4. En l’espèce, M. A ne peut se prévaloir d’aucune circonstance particulière propre à rendre nécessaire l’obtention en urgence d’un rendez-vous en préfecture pour y effectuer le dépôt de sa demande de titre de séjour, dès lors qu’il n’est entré sur le territoire que pour y solliciter l’asile, ce qui lui a été refusé, qu’il ne l’a pas quitté après le rejet de sa demande, qu’il est célibataire et sans enfant, qu’il a attendu plus de trois ans pour régulariser sa situation après le rejet de sa demande et que, s’il indique travailler, c’est sans disposer d’une autorisation de travail.

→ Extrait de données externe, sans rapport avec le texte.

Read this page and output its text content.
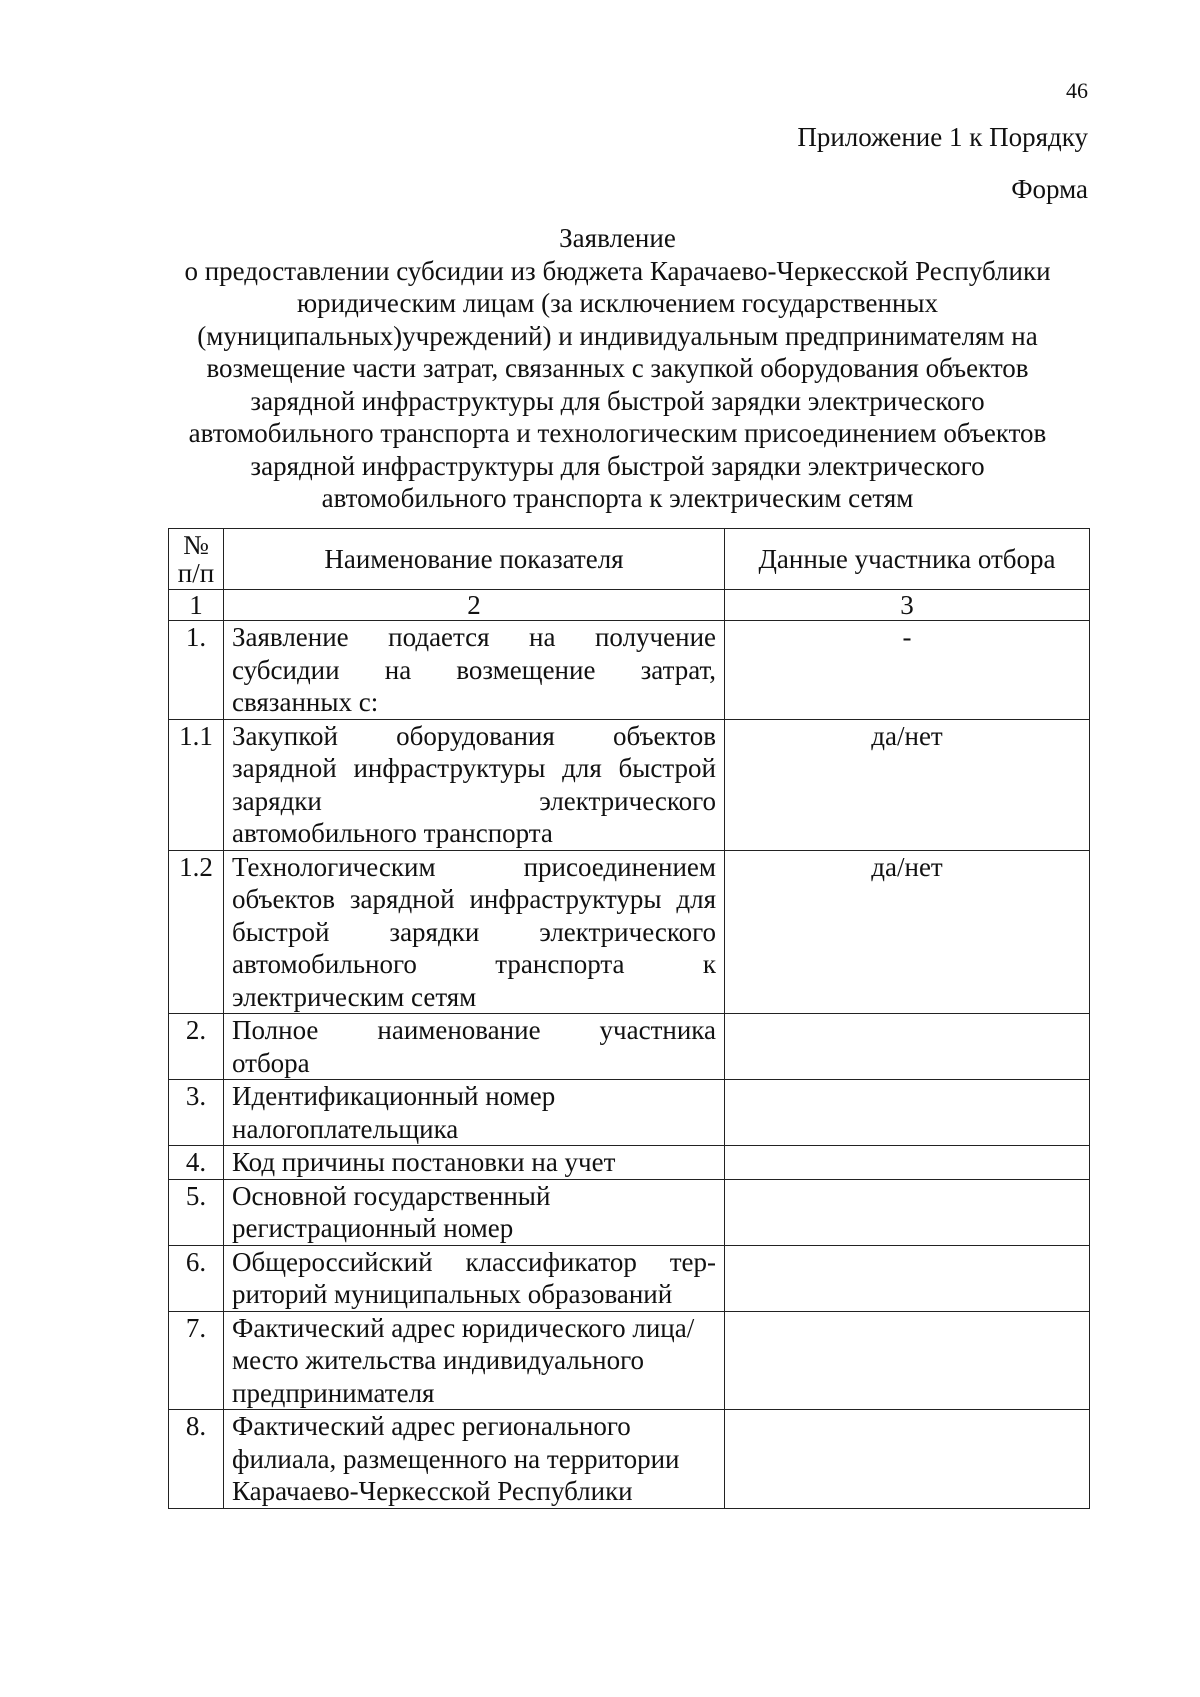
46
Приложение 1 к Порядку
Форма
Заявление
о предоставлении субсидии из бюджета Карачаево-Черкесской Республики
юридическим лицам (за исключением государственных
(муниципальных)учреждений) и индивидуальным предпринимателям на
возмещение части затрат, связанных с закупкой оборудования объектов
зарядной инфраструктуры для быстрой зарядки электрического
автомобильного транспорта и технологическим присоединением объектов
зарядной инфраструктуры для быстрой зарядки электрического
автомобильного транспорта к электрическим сетям
№
п/п	Наименование показателя	Данные участника отбора
1	2	3
1.	Заявление подается на получение
субсидии на возмещение затрат,
связанных с:	-
1.1	Закупкой оборудования объектов
зарядной инфраструктуры для быстрой
зарядки электрического
автомобильного транспорта	да/нет
1.2	Технологическим присоединением
объектов зарядной инфраструктуры для
быстрой зарядки электрического
автомобильного транспорта к
электрическим сетям	да/нет
2.	Полное наименование участника
отбора	

3.	Идентификационный номер налогоплательщика	

4.	Код причины постановки на учет	

5.	Основной государственный регистрационный номер	

6.	Общероссийский классификатор тер-
риторий муниципальных образований	

7.	Фактический адрес юридического лица/место жительства индивидуального предпринимателя	

8.	Фактический адрес регионального филиала, размещенного на территории Карачаево-Черкесской Республики	
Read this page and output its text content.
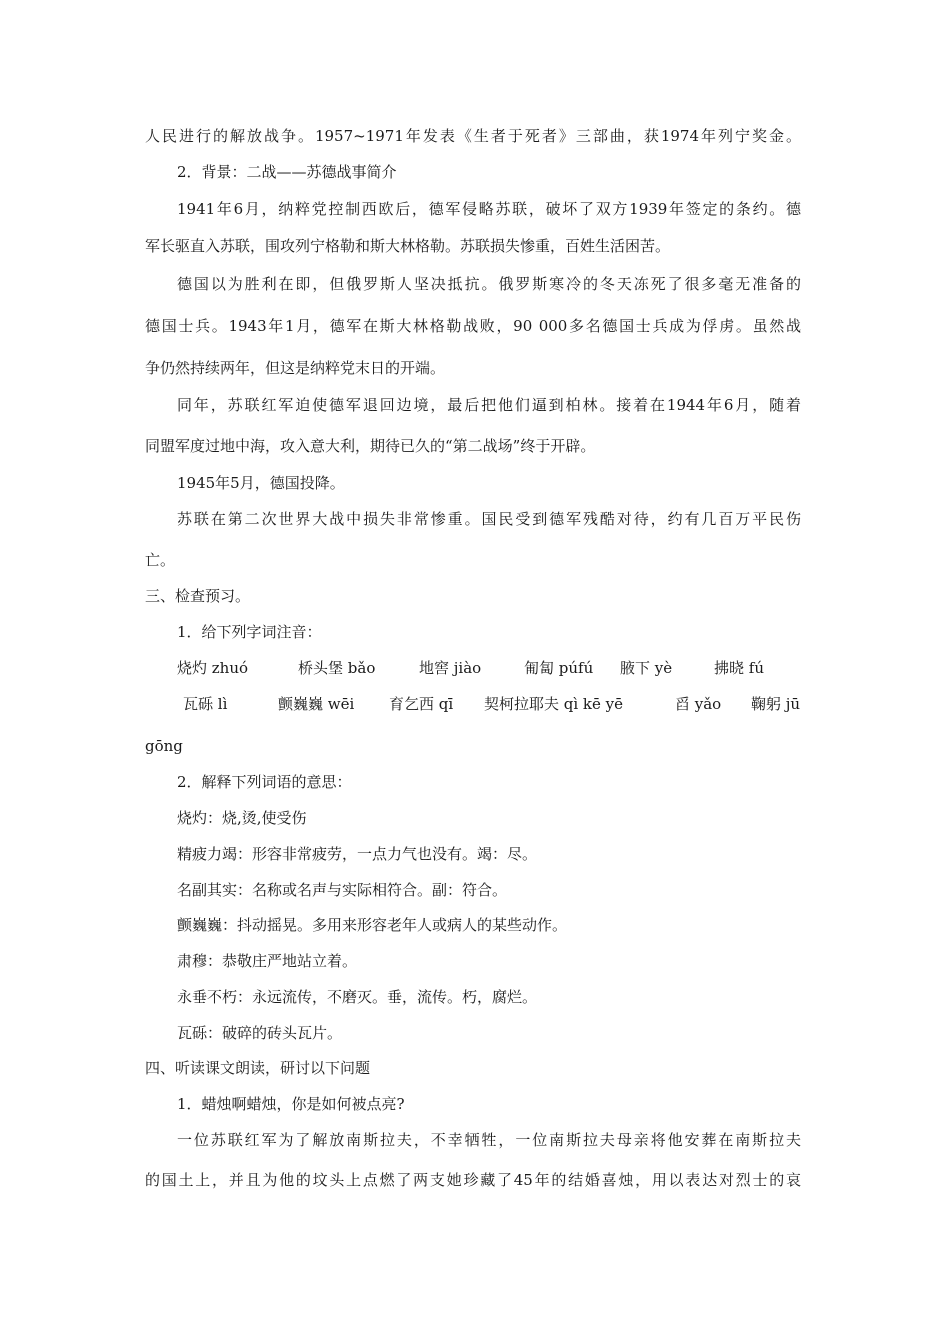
人民进行的解放战争。1957~1971年发表《生者于死者》三部曲，获1974年列宁奖金。
2．背景：二战——苏德战事简介
1941年6月，纳粹党控制西欧后，德军侵略苏联，破坏了双方1939年签定的条约。德
军长驱直入苏联，围攻列宁格勒和斯大林格勒。苏联损失惨重，百姓生活困苦。
德国以为胜利在即，但俄罗斯人坚决抵抗。俄罗斯寒冷的冬天冻死了很多毫无准备的
德国士兵。1943年1月，德军在斯大林格勒战败，90 000多名德国士兵成为俘虏。虽然战
争仍然持续两年，但这是纳粹党末日的开端。
同年，苏联红军迫使德军退回边境，最后把他们逼到柏林。接着在1944年6月，随着
同盟军度过地中海，攻入意大利，期待已久的“第二战场”终于开辟。
1945年5月，德国投降。
苏联在第二次世界大战中损失非常惨重。国民受到德军残酷对待，约有几百万平民伤
亡。
三、检查预习。
1．给下列字词注音：
烧灼 zhuó	桥头堡 bǎo	地窖 jiào	匍匐 púfú 腋下 yè	拂晓 fú
瓦砾 lì	颤巍巍 wēi 育乞西 qī 契柯拉耶夫 qì kē yē	舀 yǎo 鞠躬 jū
gōng
2．解释下列词语的意思：
烧灼：烧,烫,使受伤
精疲力竭：形容非常疲劳，一点力气也没有。竭：尽。
名副其实：名称或名声与实际相符合。副：符合。
颤巍巍：抖动摇晃。多用来形容老年人或病人的某些动作。
肃穆：恭敬庄严地站立着。
永垂不朽：永远流传，不磨灭。垂，流传。朽，腐烂。
瓦砾：破碎的砖头瓦片。
四、听读课文朗读，研讨以下问题
1．蜡烛啊蜡烛，你是如何被点亮?
一位苏联红军为了解放南斯拉夫，不幸牺牲，一位南斯拉夫母亲将他安葬在南斯拉夫
的国土上，并且为他的坟头上点燃了两支她珍藏了45年的结婚喜烛，用以表达对烈士的哀
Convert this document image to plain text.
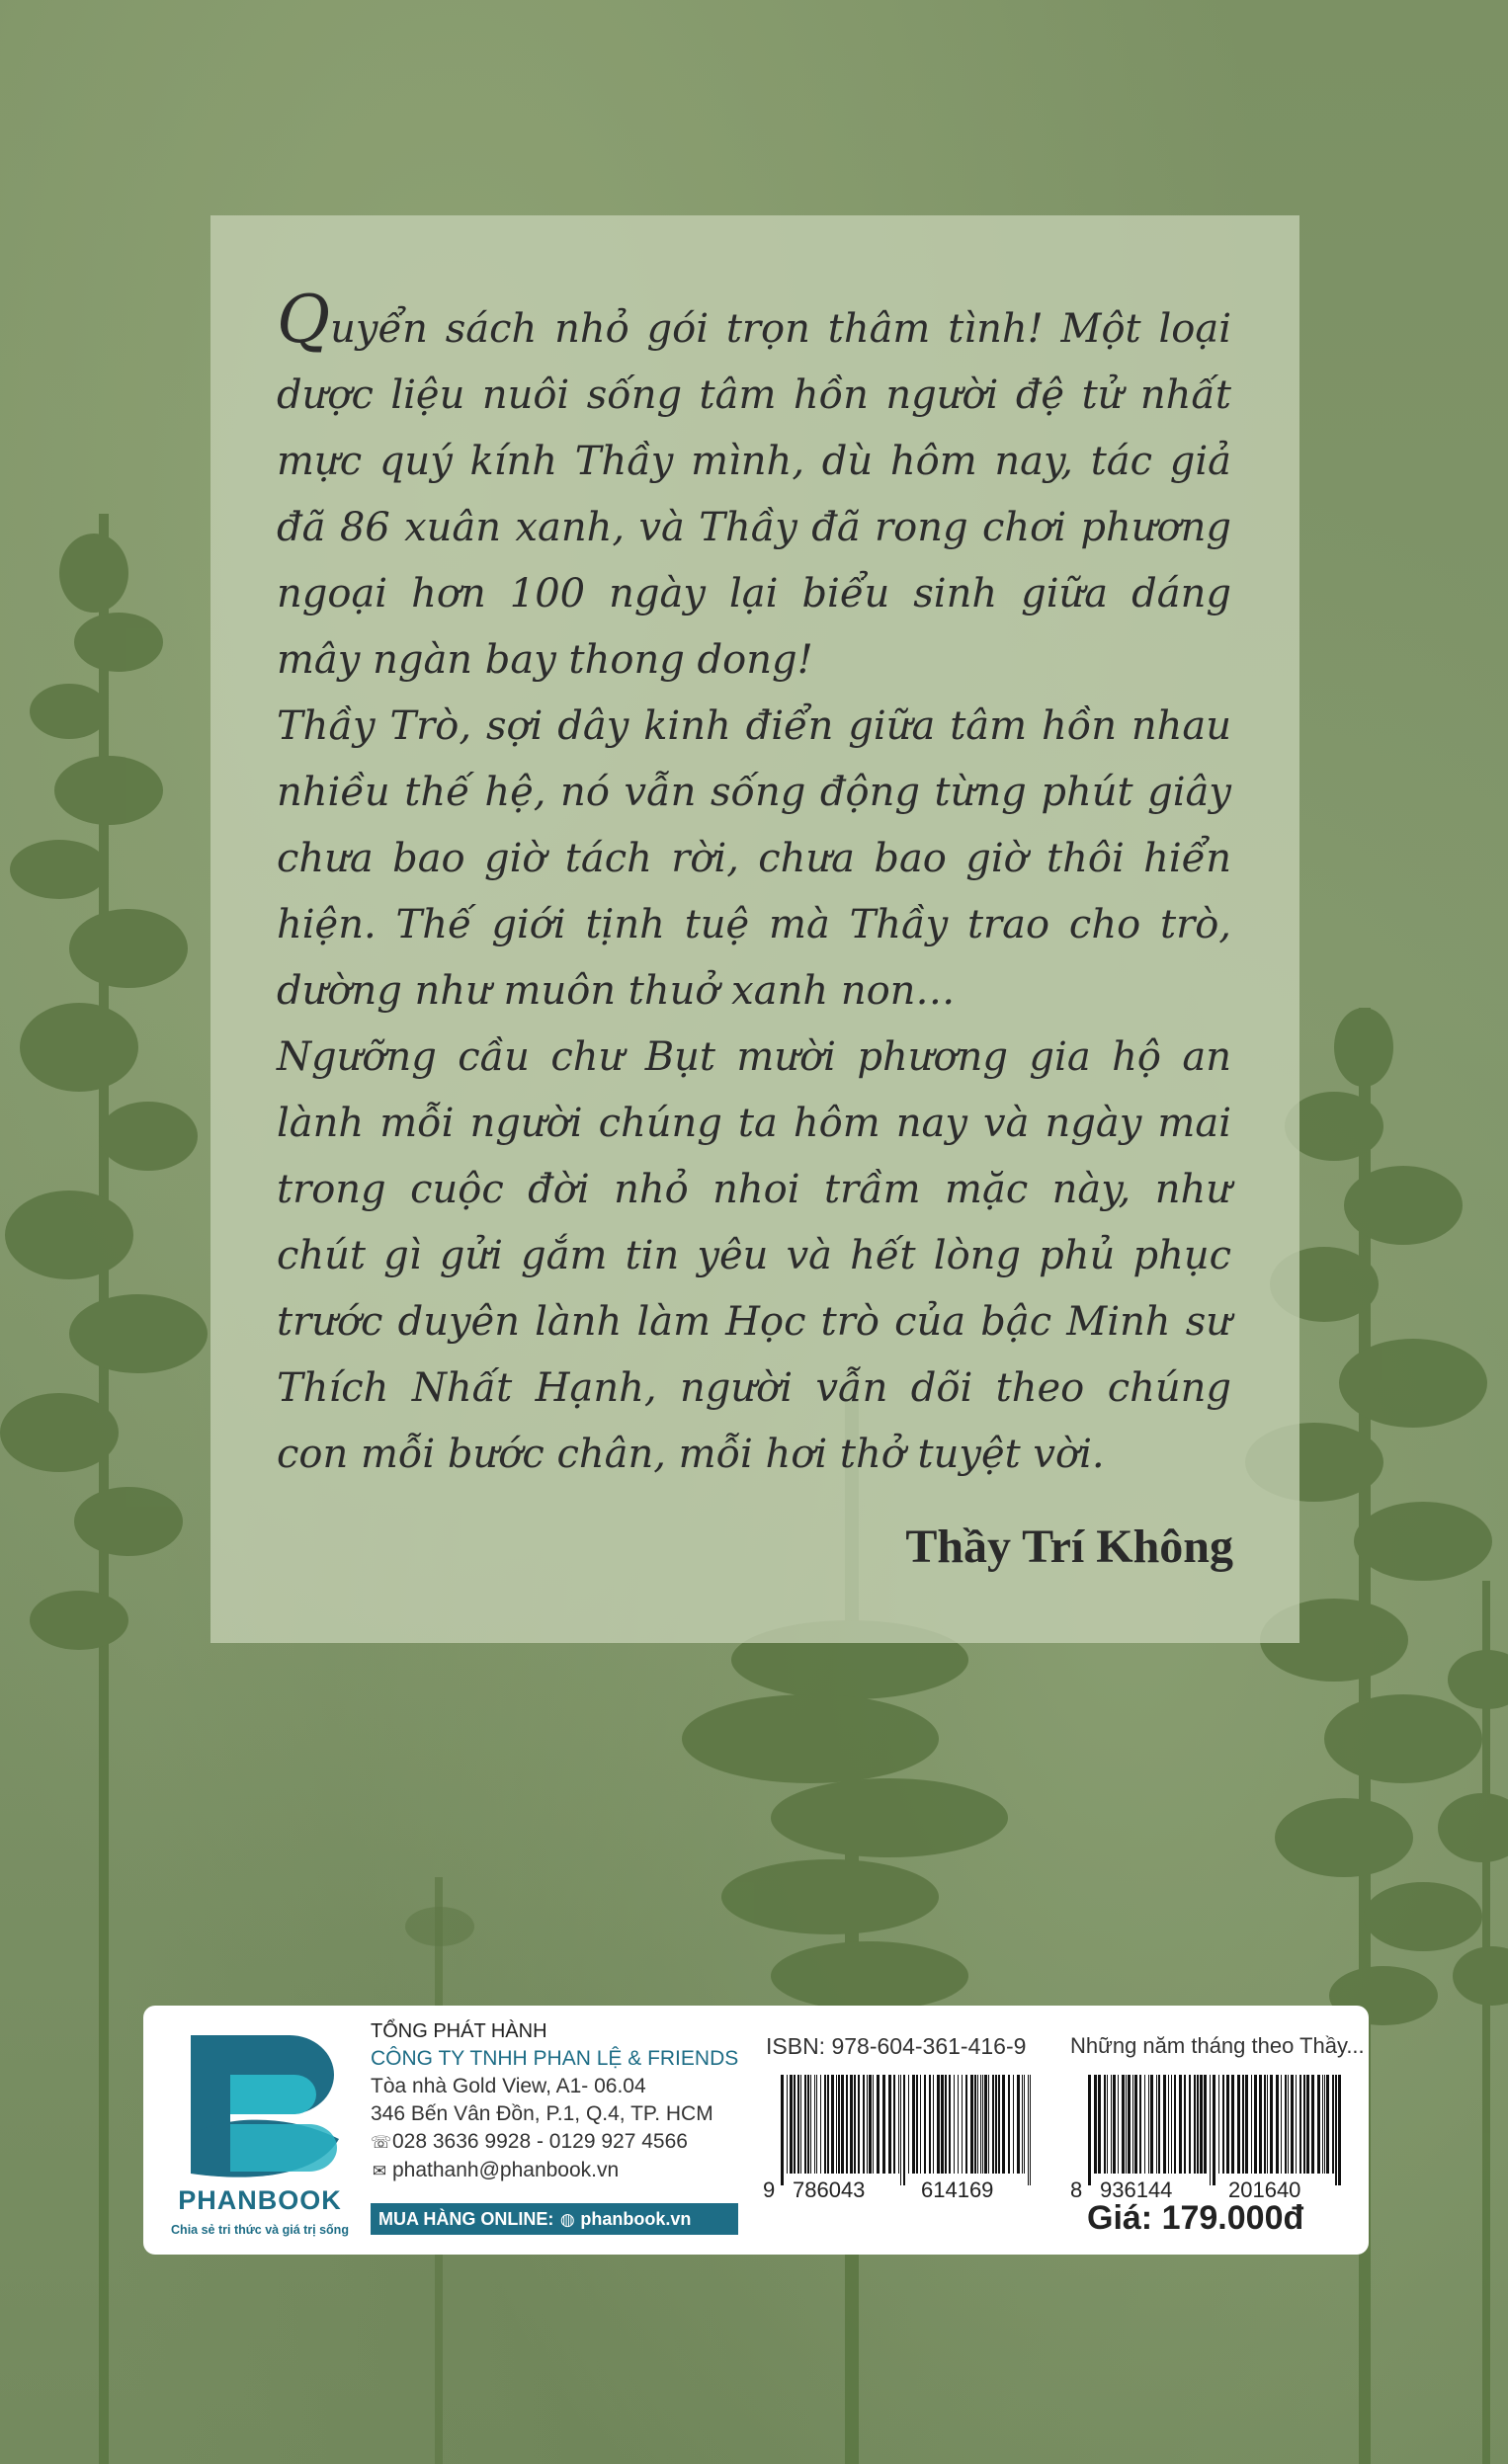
Quyển sách nhỏ gói trọn thâm tình! Một loại dược liệu nuôi sống tâm hồn người đệ tử nhất mực quý kính Thầy mình, dù hôm nay, tác giả đã 86 xuân xanh, và Thầy đã rong chơi phương ngoại hơn 100 ngày lại biểu sinh giữa dáng mây ngàn bay thong dong!

Thầy Trò, sợi dây kinh điển giữa tâm hồn nhau nhiều thế hệ, nó vẫn sống động từng phút giây chưa bao giờ tách rời, chưa bao giờ thôi hiển hiện. Thế giới tịnh tuệ mà Thầy trao cho trò, dường như muôn thuở xanh non…

Ngưỡng cầu chư Bụt mười phương gia hộ an lành mỗi người chúng ta hôm nay và ngày mai trong cuộc đời nhỏ nhoi trầm mặc này, như chút gì gửi gắm tin yêu và hết lòng phủ phục trước duyên lành làm Học trò của bậc Minh sư Thích Nhất Hạnh, người vẫn dõi theo chúng con mỗi bước chân, mỗi hơi thở tuyệt vời.

Thầy Trí Không
PHANBOOK
Chia sẻ tri thức và giá trị sống
TỔNG PHÁT HÀNH
CÔNG TY TNHH PHAN LỆ & FRIENDS
Tòa nhà Gold View, A1- 06.04
346 Bến Vân Đồn, P.1, Q.4, TP. HCM
☏028 3636 9928 - 0129 927 4566
✉ phathanh@phanbook.vn
MUA HÀNG ONLINE: ◍ phanbook.vn
ISBN: 978-604-361-416-9 Những năm tháng theo Thầy...
9 786043	614169	8 936144	201640
Giá: 179.000đ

5. Dans ces circonstances, la condition d’urgence n’étant pas satisfaite, la requête de M. A ne pourra qu’être rejetée selon la procédure de l’article L. 522-3 du code de justice administrative.
O R D O N N E :
Article 1er : La requête de M. A est rejetée.
Article 2 : La présente ordonnance sera notifiée à M. B A et au ministre d’Etat, ministre de l’intérieur.
Copie en sera communiquée au préfet du Val-de-Marne.
Le juge des référés,
Signé : M. Aymard
La République mande et ordonne au ministre d’Etat, ministre de l’intérieur en ce qui le concerne ou à tous commissaires de justice à ce requis en ce qui concerne les voies de droit commun contre les parties privées de pourvoir à l’exécution de la présente décision.